32

3.3K 468 152
                                    


"nasıl oldu bu? kimin yaptığını gördün mü?"

dizlerini torpidoya yaslamış wooyoung, tırnaklarını yiyip duruyorken sürekli gözlerini kırptığı bir ruh halindeydi. boğazına attığı düğüm çözülmüyor, sorulan hiçbir soruya cevap vermiyordu. söylenen hiçbir şeye tepki göstermiyordu. ağlamayı bir süre önce kesmişti, beklediği kişilerin gelmemesiyle tutunduğu ufak umudun boğazının kesilmesi gibi.

aslında suskunluğunun tek sebebi, şahit olduğu bıçaklanmanın gözlerinin önünde sürekli başa sarması ve onu deliye çevirmesiydi.

"bizim mahalledekilerin yapması imkansız. aramızdaki bağı biliyorlar. san'a ne yaparlarsa misliyle karşılığını alacağını çok iyi biliyorlar. cesaret edemezler."

seonghwa hâlâ bir cevap alabilmek için çabalarken kol saatini dikizliyordu. arka koltuğa uzanıp arkadaşının bileğini tuttu ve hiçe indirgenebilecek kadar yavaşlamış nabzını kontrol etti.

"siktir..."

onca bağırışa sağır wooyoung, ufacık fısıltıya kayıtsız kalmadı. çevirdi kafasını ve baktı korkuyla san'a. ani bir hareketle arabadan inip arka kapıyı açtı baygın bedeni oradan çıkarmak için. önceliği sevdiğini kurtarmaktı, doğuracağı kötü sonuçları ileride düşünecekti.

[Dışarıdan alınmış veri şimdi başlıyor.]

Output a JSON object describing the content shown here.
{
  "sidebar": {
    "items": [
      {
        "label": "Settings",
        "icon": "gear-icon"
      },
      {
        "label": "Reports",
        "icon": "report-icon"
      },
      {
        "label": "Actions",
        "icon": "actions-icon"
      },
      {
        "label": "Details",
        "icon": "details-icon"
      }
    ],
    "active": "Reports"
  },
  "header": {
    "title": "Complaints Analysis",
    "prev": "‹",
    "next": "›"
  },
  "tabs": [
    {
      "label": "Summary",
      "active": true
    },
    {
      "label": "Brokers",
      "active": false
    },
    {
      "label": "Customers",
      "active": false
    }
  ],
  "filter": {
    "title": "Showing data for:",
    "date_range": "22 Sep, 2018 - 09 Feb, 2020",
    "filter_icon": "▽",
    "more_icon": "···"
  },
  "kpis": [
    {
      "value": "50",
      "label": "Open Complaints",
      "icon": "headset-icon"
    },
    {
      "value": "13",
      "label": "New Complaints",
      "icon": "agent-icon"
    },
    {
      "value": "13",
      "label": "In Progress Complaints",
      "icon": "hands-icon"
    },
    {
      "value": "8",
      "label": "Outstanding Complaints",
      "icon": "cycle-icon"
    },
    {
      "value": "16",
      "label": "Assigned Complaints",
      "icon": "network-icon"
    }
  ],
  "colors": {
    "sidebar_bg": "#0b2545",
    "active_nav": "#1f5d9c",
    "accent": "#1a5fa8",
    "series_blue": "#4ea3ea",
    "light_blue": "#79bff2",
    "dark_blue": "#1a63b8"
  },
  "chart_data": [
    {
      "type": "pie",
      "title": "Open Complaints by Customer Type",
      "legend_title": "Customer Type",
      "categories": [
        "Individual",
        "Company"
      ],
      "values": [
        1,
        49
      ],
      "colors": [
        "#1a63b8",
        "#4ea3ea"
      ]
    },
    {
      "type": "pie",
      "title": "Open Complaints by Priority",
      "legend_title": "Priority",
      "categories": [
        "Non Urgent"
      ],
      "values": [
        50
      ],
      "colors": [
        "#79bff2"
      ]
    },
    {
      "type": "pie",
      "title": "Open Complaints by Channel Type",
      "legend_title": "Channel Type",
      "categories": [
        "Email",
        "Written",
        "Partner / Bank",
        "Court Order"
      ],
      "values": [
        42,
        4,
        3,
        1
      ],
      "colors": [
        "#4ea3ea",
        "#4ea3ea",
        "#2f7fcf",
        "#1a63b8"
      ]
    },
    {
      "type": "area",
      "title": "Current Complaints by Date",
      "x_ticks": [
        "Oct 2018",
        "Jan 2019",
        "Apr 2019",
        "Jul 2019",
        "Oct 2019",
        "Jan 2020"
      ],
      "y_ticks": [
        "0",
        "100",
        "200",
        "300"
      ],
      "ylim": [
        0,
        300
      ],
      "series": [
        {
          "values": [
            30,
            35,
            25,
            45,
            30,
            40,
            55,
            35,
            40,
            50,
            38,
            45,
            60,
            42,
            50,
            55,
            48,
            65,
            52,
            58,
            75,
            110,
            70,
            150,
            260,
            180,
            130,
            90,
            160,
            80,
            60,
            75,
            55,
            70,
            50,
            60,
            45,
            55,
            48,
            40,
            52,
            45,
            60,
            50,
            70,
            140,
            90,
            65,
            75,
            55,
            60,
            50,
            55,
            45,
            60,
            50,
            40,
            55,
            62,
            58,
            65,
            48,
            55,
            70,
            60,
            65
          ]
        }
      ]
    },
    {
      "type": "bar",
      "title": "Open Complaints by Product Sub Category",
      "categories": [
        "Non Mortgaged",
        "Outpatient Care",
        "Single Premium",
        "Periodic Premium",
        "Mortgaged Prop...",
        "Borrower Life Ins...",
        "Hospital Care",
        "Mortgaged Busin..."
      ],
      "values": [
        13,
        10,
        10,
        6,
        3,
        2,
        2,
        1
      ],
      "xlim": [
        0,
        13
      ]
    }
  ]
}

yakınlardan duyulan başka bir arabanın kapısının sertçe kapatılma sesiyle irkildikten sonra göz kamaştıran fara gözlerini kısarak baktı. zorlukla seçebildi onlara doğru koşan hwiyoung'u ve arkasındaki chaewon'u.
"hey! biriniz sedye getirsin!"

hwiyoung birkaç kez bağırışının ardından dikkatleri üstüne toplamayı başardı. gözü sadece san'ın üstündeyken özellikle de wooyoung'a bakmamak için çaba sarf ediyordu.

sedyeyi sürükleyen sağlık görevlilerin yanında koşturmacaya ayak uydurarak aynı hızla içeri girdi. hemen arkasından san'ın arkadaş grubunun kalanı da yetişmişti. ameliyathanenin önünde hepsi durdurulduğunda hemşirelerden teki onlarla kaldı.

"kana ihtiyacımız olacak. hastanın kan grubunu biliyor musunuz?"

"ab." dedi seonghwa, emin şekilde öne atılarak.

bütün gözler tek tek dolaştı birbirlerinin üstünde. kollarını göğsünde bağlamış hwiyoung gürültülü sessizliğin karşısında gözlerini devirdi ve tek elini havaya kaldırdı.
"pekâlâ, benimki de ab."

işte o an bütün gözler toplandı tek kişinin üstünde. bakışlarda hem şaşkınlık hem de minnettarlık bulunuyordu. en çok da wooyoung'un.

"bir kişi yetmez." dedi hemşire herkesin erken sevindiğini düşünerek.

"kaç kişi lazımsa buluruz biz."
mingi öne atıldığında herkes başıyla onayladı söylediğini. mahalleye gidip güzellikle getiremediği kişileri de zorla getirmek, hemşirenin dudaklarından çıkacak tek kelimeye bakıyordu.

"hızlı olmalısınız..."

birkaçı kan verecek kişiyi bulmaya gittiğinde hwiyoung da hemşirenin talimatlarını takip etmişti.

hongjoong ne zaman yere, duvar köşesine sindiğini fark edemedikleri wooyoung'un önünde çömeldi.

"söyle, kim yaptı bunu?"

aslına bakılırsa canını acıtmasına rağmen kafasında o görüntüyü sürekli döndürmesinin sebebi de tam olarak buydu. kimin yaptığını hatırlayabilmekti. lakin karanlıktı hatırasında, yüzlerini görememişti.

"konuşmuyor."

"susmanın sırası değil." dedi hongjoong daha katı çıkan sesiyle sevgilisine cevap verirken.